HIV betrifft in Afrika Frauen überdurchschnittlich stark, deshalb haben wir uns ihrer Probleme vermehrt angenommen. Aber wenn wir uns nicht besser um die Männer und ihre Bedürfnisse kümmern, kommen sie nicht in unsere Behandlung und so können wir auch die HIV-Epidemie nicht in den Griff bekommen. Deshalb eröffnen wir ein Gesundheitszentrum für Männer, in dem sich ab März 2023 speziell geschultes Personal um die Gesundheit HIV-positiver Patienten kümmert. Das Ziel dieses Gesundheitszentrums ist, die sexuelle und reproduktive Gesundheit der Männer verstärkt zu fördern. Wir bieten spezifisch auf die Männer zugeschnittene Untersuchungen, Diagnosen und Behandlungen von sexuell übertragbaren Krankheiten an.

Welche Rolle spielt die Forschung an der Newlands Clinic im Hinblick auf die aktuellen Veränderungen bei der Behandlung von Menschen mit HIV?
Die Erkenntnisse, die wir dank unserer Forschung gewinnen, lassen wir in die Ausbildung von Gesundheitsfachpersonen einfliessen. So können wir ihren Umgang und die Behandlung der HIV-positiven Patientinnen und Patienten beeinflussen. Damit ist unsere Forschung von nationaler Bedeutung. Zudem präsentieren wir unsere Forschungsergebnisse an nationalen und internationalen Konferenzen zur Verbesserung der Behandlung von Menschen mit HIV weltweit.
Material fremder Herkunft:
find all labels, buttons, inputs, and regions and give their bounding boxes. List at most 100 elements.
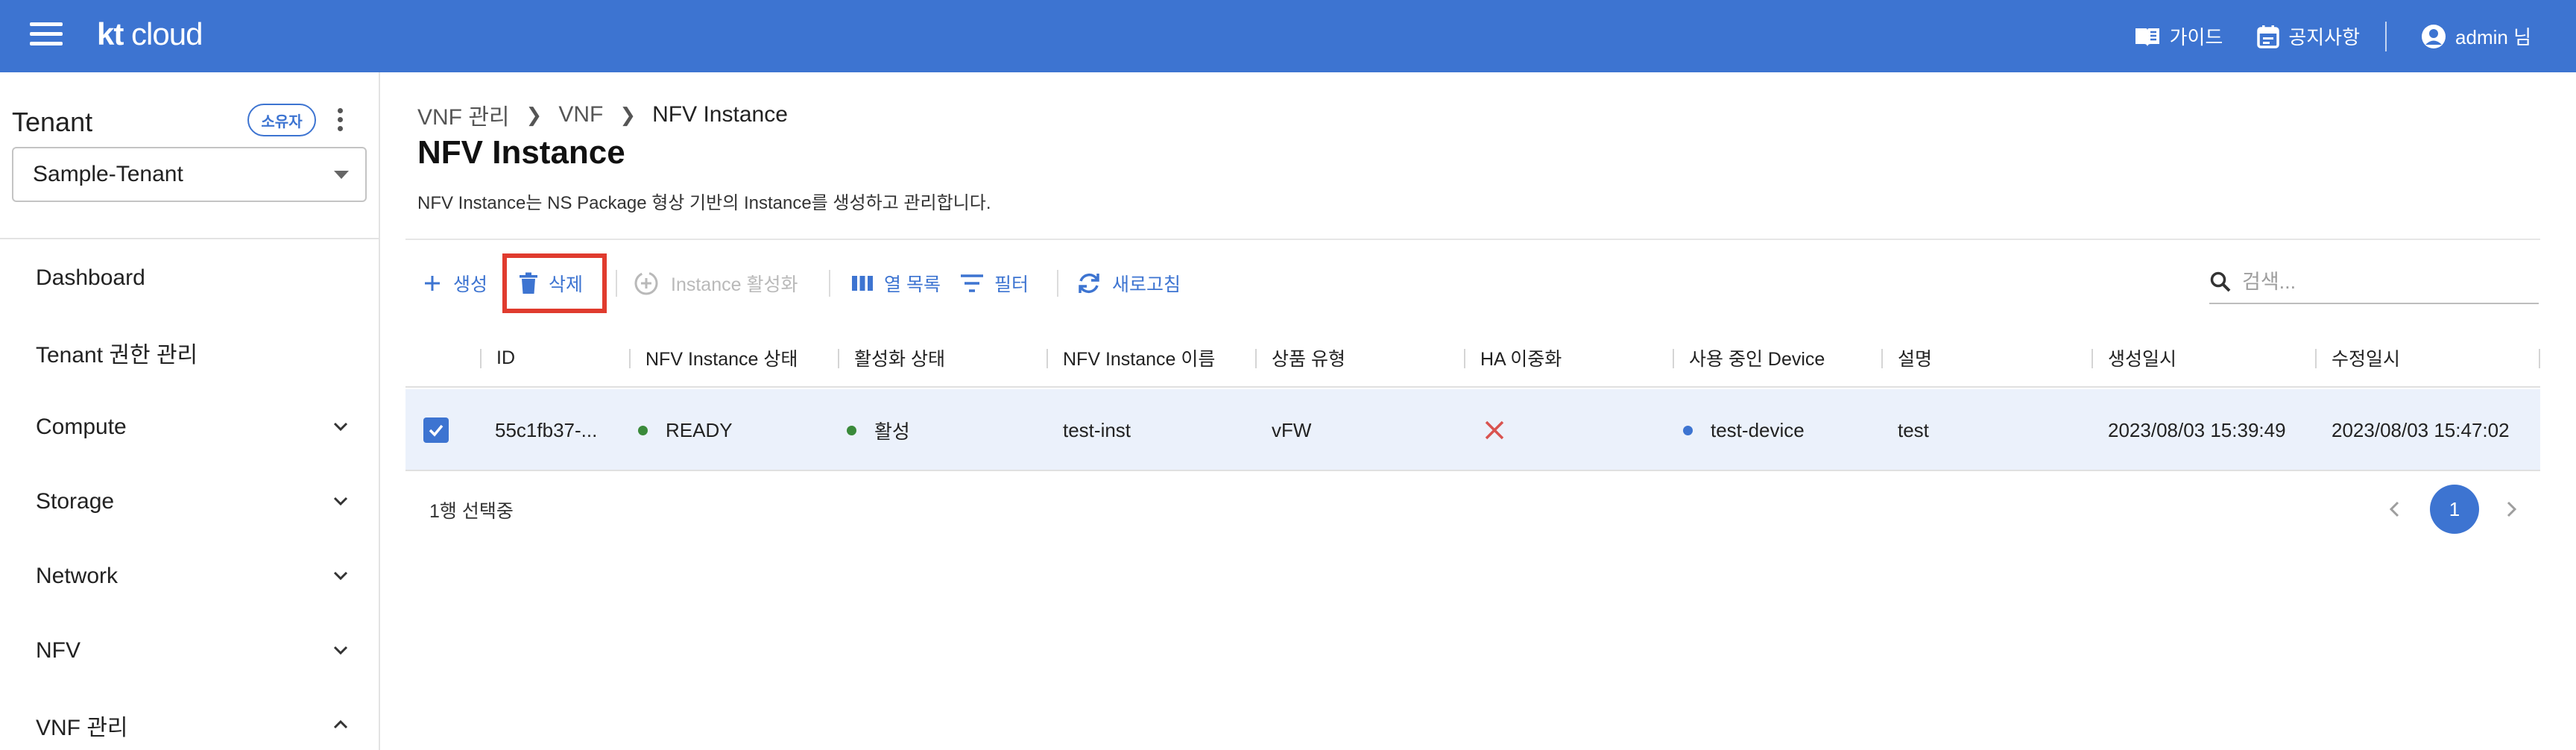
next-page-button[interactable] (2501, 485, 2521, 534)
breadcrumb-item-vnf[interactable]: VNF (558, 102, 603, 127)
prev-page-button[interactable] (2385, 485, 2405, 534)
breadcrumb: VNF 관리 ❯ VNF ❯ NFV Instance (417, 98, 788, 131)
toolbar-divider (1057, 270, 1058, 297)
chevron-up-icon (333, 719, 348, 729)
filter-button[interactable]: 필터 (960, 262, 1029, 304)
column-header-id[interactable]: ID (496, 328, 515, 388)
notice-link[interactable]: 공지사항 (2257, 22, 2360, 50)
create-button[interactable]: 생성 (422, 262, 487, 304)
sidebar-item-dashboard[interactable]: Dashboard (36, 256, 349, 300)
sidebar-item-label: NFV (36, 638, 80, 663)
guide-link[interactable]: 가이드 (2134, 22, 2223, 50)
book-icon (2135, 28, 2159, 46)
cell-device-text: test-device (1711, 418, 1805, 441)
plus-icon (425, 276, 440, 291)
column-header-modified[interactable]: 수정일시 (2332, 328, 2400, 388)
sidebar-item-network[interactable]: Network (36, 554, 349, 599)
search-icon (2210, 271, 2231, 292)
column-divider (2315, 349, 2317, 368)
column-divider (1255, 349, 1257, 368)
guide-label: 가이드 (2169, 26, 2223, 48)
refresh-label: 새로고침 (1112, 274, 1181, 295)
columns-label: 열 목록 (884, 274, 941, 295)
tenant-select[interactable]: Sample-Tenant (12, 147, 367, 202)
table-header: ID NFV Instance 상태 활성화 상태 NFV Instance 이… (405, 328, 2540, 388)
cell-active-text: 활성 (874, 420, 910, 443)
sidebar-divider (0, 238, 379, 239)
sidebar-item-tenant-permissions[interactable]: Tenant 권한 관리 (36, 330, 349, 375)
status-dot-icon (638, 425, 648, 435)
cell-product-type: vFW (1272, 418, 1312, 441)
column-header-description[interactable]: 설명 (1898, 328, 1932, 388)
column-divider (1881, 349, 1883, 368)
search-field[interactable] (2209, 261, 2539, 304)
column-divider (2539, 349, 2540, 368)
column-divider (838, 349, 839, 368)
column-divider (1673, 349, 1674, 368)
column-divider (480, 349, 482, 368)
delete-highlight-box (502, 253, 607, 313)
column-divider (1046, 349, 1048, 368)
sidebar-item-label: Storage (36, 489, 115, 514)
kt-cloud-logo[interactable]: kt cloud (97, 16, 203, 52)
column-header-state[interactable]: NFV Instance 상태 (645, 328, 798, 388)
page-description: NFV Instance는 NS Package 형상 기반의 Instance… (417, 193, 991, 213)
notice-label: 공지사항 (2288, 26, 2361, 48)
toolbar-divider (829, 270, 830, 297)
search-input[interactable] (2242, 270, 2525, 294)
column-header-device[interactable]: 사용 중인 Device (1689, 328, 1825, 388)
user-label: admin 님 (2455, 26, 2531, 48)
view-column-icon (852, 276, 873, 291)
sidebar-item-nfv[interactable]: NFV (36, 628, 349, 673)
sidebar-item-compute[interactable]: Compute (36, 405, 349, 450)
sidebar-item-label: Dashboard (36, 265, 145, 290)
close-x-icon (1485, 420, 1504, 440)
chevron-down-icon (333, 422, 348, 432)
cell-created: 2023/08/03 15:39:49 (2108, 418, 2286, 441)
chevron-down-icon (333, 497, 348, 506)
cell-name: test-inst (1063, 418, 1131, 441)
status-dot-icon (847, 425, 856, 435)
sidebar-item-label: Compute (36, 415, 127, 439)
top-app-bar: kt cloud 가이드 공지사항 admin 님 (0, 0, 2576, 72)
chevron-left-icon (2389, 501, 2399, 517)
column-divider (629, 349, 631, 368)
refresh-button[interactable]: 새로고침 (1076, 262, 1181, 304)
row-checkbox[interactable] (423, 389, 449, 471)
filter-label: 필터 (994, 274, 1029, 295)
tenant-select-value: Sample-Tenant (33, 162, 183, 186)
table-row[interactable]: 55c1fb37-... READY 활성 test-inst vFW test… (405, 389, 2540, 471)
column-header-name[interactable]: NFV Instance 이름 (1063, 328, 1215, 388)
cell-active: 활성 (847, 389, 910, 471)
header-divider (2385, 21, 2387, 51)
header-divider (405, 239, 2540, 240)
calendar-icon (2257, 25, 2280, 48)
activate-instance-button[interactable]: Instance 활성화 (632, 262, 798, 304)
column-header-active[interactable]: 활성화 상태 (854, 328, 945, 388)
hamburger-menu-icon[interactable] (30, 22, 63, 49)
refresh-icon (1079, 273, 1099, 294)
create-label: 생성 (453, 274, 488, 295)
sidebar-item-label: VNF 관리 (36, 716, 128, 740)
user-menu[interactable]: admin 님 (2421, 22, 2531, 50)
cell-state: READY (638, 389, 733, 471)
column-header-created[interactable]: 생성일시 (2108, 328, 2176, 388)
sidebar-item-vnf-management[interactable]: VNF 관리 (36, 703, 349, 748)
filter-list-icon (961, 274, 983, 292)
sidebar-item-storage[interactable]: Storage (36, 479, 349, 524)
columns-button[interactable]: 열 목록 (851, 262, 941, 304)
sidebar-item-label: Network (36, 564, 119, 588)
column-header-ha[interactable]: HA 이중화 (1480, 328, 1562, 388)
breadcrumb-item-vnf-management[interactable]: VNF 관리 (417, 98, 510, 131)
column-divider (2092, 349, 2093, 368)
selection-status: 1행 선택중 (429, 501, 514, 522)
sidebar-item-label: Tenant 권한 관리 (36, 343, 198, 368)
cell-modified: 2023/08/03 15:47:02 (2332, 418, 2510, 441)
column-divider (1464, 349, 1465, 368)
chevron-down-icon (333, 571, 348, 581)
breadcrumb-item-current: NFV Instance (652, 102, 788, 127)
cell-ha (1483, 389, 1506, 471)
column-header-product-type[interactable]: 상품 유형 (1272, 328, 1345, 388)
more-vert-icon[interactable] (332, 108, 347, 135)
page-number-current[interactable]: 1 (2430, 485, 2479, 534)
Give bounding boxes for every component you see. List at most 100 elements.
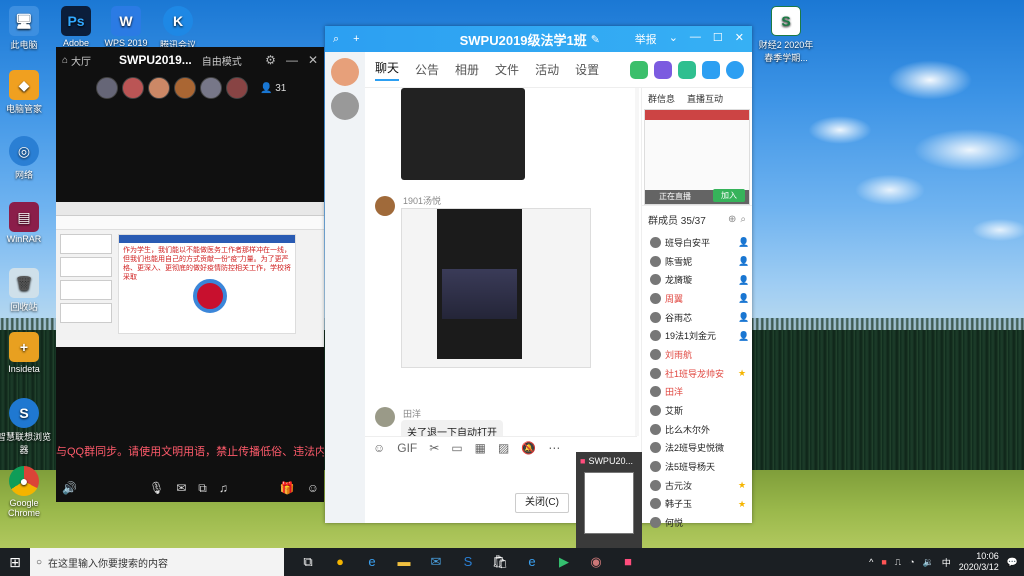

Was sind in den kommenden Jahren die grössten Herausforderungen bei der umfassenden Behandlung von HIV?
Es war schon immer schwierig, die Menschen dauerhaft in eine Therapie einzubinden, insbesondere jetzt, wo sich die wirtschaftliche Lage weiter verschlechtert und die Menschen das Land auf der Suche nach Sicherheit und Arbeit verlassen. Eine weitere grosse Herausforderung ist die Behandlung von nicht übertragbaren Krankheiten, die viel medizinisches Wissen und Ressourcen erfordert. Bezüglich HIV-Medikation hoffen wir auf einfachere Behandlungsmethoden wie beispielsweise Depotspritzen, die vieles erleichtern könnten.

 

HIV in Afrika
Die afrikanische Epidemie unterscheidet sich von der europäischen Epidemie. In Afrika sind vorwiegend heterosexuelle Menschen mit HIV infiziert. Zu den Risikogruppen und Epidemietreibern zählen Sexarbeitende und junge Menschen. Zudem wird die Epidemie durch die schwierige sozioökonomische Situation beschleunigt. Eingeschränkter Zugang zu Diagnostik und Behandlung führt dazu, dass Menschen weit fortgeschrittene HIV-Erkrankungen entwickeln. Die Stigmatisierung von Menschen mit HIV ist zudem stark in der Gesellschaft verankert und hat zur Folge, dass infizierte Menschen oft zu spät Hilfe suchen. Daher erhalten sie erst eine Behandlung, wenn Aids bereits ausgebrochen ist und weitere Leiden wie Krebs dazukommen.